Adding (remote) workers to ongoing Dagger job

Use case is that on LSF (and probably many other cluster systems) jobs to fire up workers are queued and started individually at the whim of the cluster scheduler. This basically means that the time between the first worker is started and the last can be long, especially when one requests many workers.

From looking at the source code of dagger, it seems like the Context holds all the processes which the scheduler can make use of. Assuming the scheduler runs locally on the ‘master’ (does it?) it seems like it should be possible to just push workers to the context when they become available, something like this:

  1. Create a dagger Context
  2. launch addprocs_lsf in an @asynch block
  3. Poll procs() and collect any new workers, then
    a. call @everywhere newworkers expresssion
    b. push! newworkers to the context from 1
    c. The first time new workers show up, start the job with the context from 1 (e.g. collect(ctx, thunks)) in another @async block
  4. ???
  5. Profit

My attempts to do this so far have unfortunately failed with the following exception (wrapped in a number of RemoteException(xx, CapturedException(RemoteException(yy,etc…)):

julia> exception.ex.captured.ex.captured.ex.captured.ex
KeyError(Dagger [d58978e5-989f-55fb-8d15-ea34adc7bf54])

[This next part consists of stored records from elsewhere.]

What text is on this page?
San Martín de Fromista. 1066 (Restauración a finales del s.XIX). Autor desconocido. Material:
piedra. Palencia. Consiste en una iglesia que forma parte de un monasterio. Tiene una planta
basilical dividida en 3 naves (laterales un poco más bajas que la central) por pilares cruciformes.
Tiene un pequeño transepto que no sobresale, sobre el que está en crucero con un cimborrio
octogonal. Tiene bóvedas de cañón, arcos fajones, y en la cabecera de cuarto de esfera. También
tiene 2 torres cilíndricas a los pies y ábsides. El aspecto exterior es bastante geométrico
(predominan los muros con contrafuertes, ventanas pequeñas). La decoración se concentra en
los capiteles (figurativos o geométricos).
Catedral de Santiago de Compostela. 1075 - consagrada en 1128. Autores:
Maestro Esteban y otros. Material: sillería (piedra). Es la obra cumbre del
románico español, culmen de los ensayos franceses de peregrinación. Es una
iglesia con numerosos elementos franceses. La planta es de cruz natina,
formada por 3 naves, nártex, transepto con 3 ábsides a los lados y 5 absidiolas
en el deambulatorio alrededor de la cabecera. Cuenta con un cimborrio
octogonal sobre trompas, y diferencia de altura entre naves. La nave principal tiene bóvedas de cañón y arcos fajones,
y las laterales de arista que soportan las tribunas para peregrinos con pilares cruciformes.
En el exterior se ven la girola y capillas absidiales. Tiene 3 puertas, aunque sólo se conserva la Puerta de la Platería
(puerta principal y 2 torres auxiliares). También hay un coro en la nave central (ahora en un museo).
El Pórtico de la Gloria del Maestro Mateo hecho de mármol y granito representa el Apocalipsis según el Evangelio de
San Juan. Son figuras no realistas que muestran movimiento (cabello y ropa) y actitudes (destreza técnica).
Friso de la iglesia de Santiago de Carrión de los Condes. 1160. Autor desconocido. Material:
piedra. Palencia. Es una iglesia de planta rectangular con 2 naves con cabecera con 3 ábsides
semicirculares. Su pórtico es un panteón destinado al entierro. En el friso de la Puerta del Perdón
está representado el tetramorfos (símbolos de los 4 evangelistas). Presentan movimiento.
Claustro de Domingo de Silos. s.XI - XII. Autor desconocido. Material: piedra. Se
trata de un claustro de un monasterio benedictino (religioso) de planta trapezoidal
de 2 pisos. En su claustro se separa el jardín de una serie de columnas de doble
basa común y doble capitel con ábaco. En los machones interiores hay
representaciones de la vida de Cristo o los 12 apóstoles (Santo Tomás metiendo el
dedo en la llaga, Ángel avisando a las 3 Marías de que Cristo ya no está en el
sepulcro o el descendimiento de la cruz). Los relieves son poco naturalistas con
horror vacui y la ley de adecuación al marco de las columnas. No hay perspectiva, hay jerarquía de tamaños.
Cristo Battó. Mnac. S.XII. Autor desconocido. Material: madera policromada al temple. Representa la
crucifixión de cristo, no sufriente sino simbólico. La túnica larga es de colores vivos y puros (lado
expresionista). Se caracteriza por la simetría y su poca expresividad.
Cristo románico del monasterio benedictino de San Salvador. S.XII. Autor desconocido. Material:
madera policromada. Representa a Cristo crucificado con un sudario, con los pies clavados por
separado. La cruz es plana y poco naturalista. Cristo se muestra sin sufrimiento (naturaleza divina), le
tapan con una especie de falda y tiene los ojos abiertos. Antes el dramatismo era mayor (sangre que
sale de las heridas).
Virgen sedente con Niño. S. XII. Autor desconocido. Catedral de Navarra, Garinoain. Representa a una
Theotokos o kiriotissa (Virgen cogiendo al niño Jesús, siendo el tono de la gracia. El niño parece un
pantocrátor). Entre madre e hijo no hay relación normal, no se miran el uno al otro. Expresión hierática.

julia> exception.ex.captured.ex.captured.ex.captured.processed_bt
16-element Array{Any,1}:
 (getindex at dict.jl:467 [inlined], 1)
 (root_module at loading.jl:968 [inlined], 1)
 (deserialize_module at Serialization.jl:953, 1)
 (handle_deserialize at Serialization.jl:855, 1)
 (deserialize at Serialization.jl:773, 1)
 (deserialize_datatype at Serialization.jl:1251, 1)
 (handle_deserialize at Serialization.jl:826, 1)
 (deserialize at Serialization.jl:773, 1)
 (handle_deserialize at Serialization.jl:833, 1)
 (deserialize at Serialization.jl:773 [inlined], 1)
 (deserialize_msg at messages.jl:99, 1)
 (#invokelatest#1 at essentials.jl:710 [inlined], 1)
 (invokelatest at essentials.jl:709 [inlined], 1)
 (message_handler_loop at process_messages.jl:185, 1)
 (process_tcp_streams at process_messages.jl:142, 1)
 (#99 at task.jl:356, 1)

The @everywhere expression contains using Dagger, but I have verified that the expression is completed successfully on each worker. I have also verified that the same code runs to completion when 1) waiting for all workers to be available or 2) not attempting to push new workers to the context (which obviouly only makes the first set of started workers, uhm, work).

Code for experiments
julia> using Dagger, Distributed

function lsfasync(f, n, expr)
    proctask = @async addprocs_lsf(n)
    restask = nothing

        launched = filter(!=(myid()), procs())
        oldlaunched = [myid()]
        ctx = Context(vcat(launched, myid()))
        @show launched
        while true
            if isempty(launched)
                @show istaskdone(proctask)
                (istaskdone(proctask) && !isnothing(restask)) && break
            launched = filter(p -> p ∉ oldlaunched, procs())
            @show launched
            if !isempty(launched)
                @everywhere launched $expr  
                append!(ctx.procs, map(OSProc, launched))
                if isnothing(restask)
                    #ctx = Context() #swap this line for the append! line above to make the code not crash
                    @info "Start job"
                    restask = @async f(ctx)
                launched = []
                append!(oldlaunched, launched)
        return fetch(restask)
    catch e
        return e.task.exception
        @async rmprocs(fetch(proctask))

julia> ts = delayed(vcat)([delayed(() -> (sleep(0.5); myid()))() for i in 1:10]...);

julia> ids_or_ex = LsfTest.lsfasync(10, quote 
                                    @info "setup $(myid())"
                                    using Dagger, Distributed
                                    @info "setup done" 
                                    end) do ctx
       collect(ctx, ts)

Hmmm… in my experience all the compute servers allocated to a job will be allocated at the start of a job, and this number remains fixed.
I am more experienced with the LSF and Slurm schedulers.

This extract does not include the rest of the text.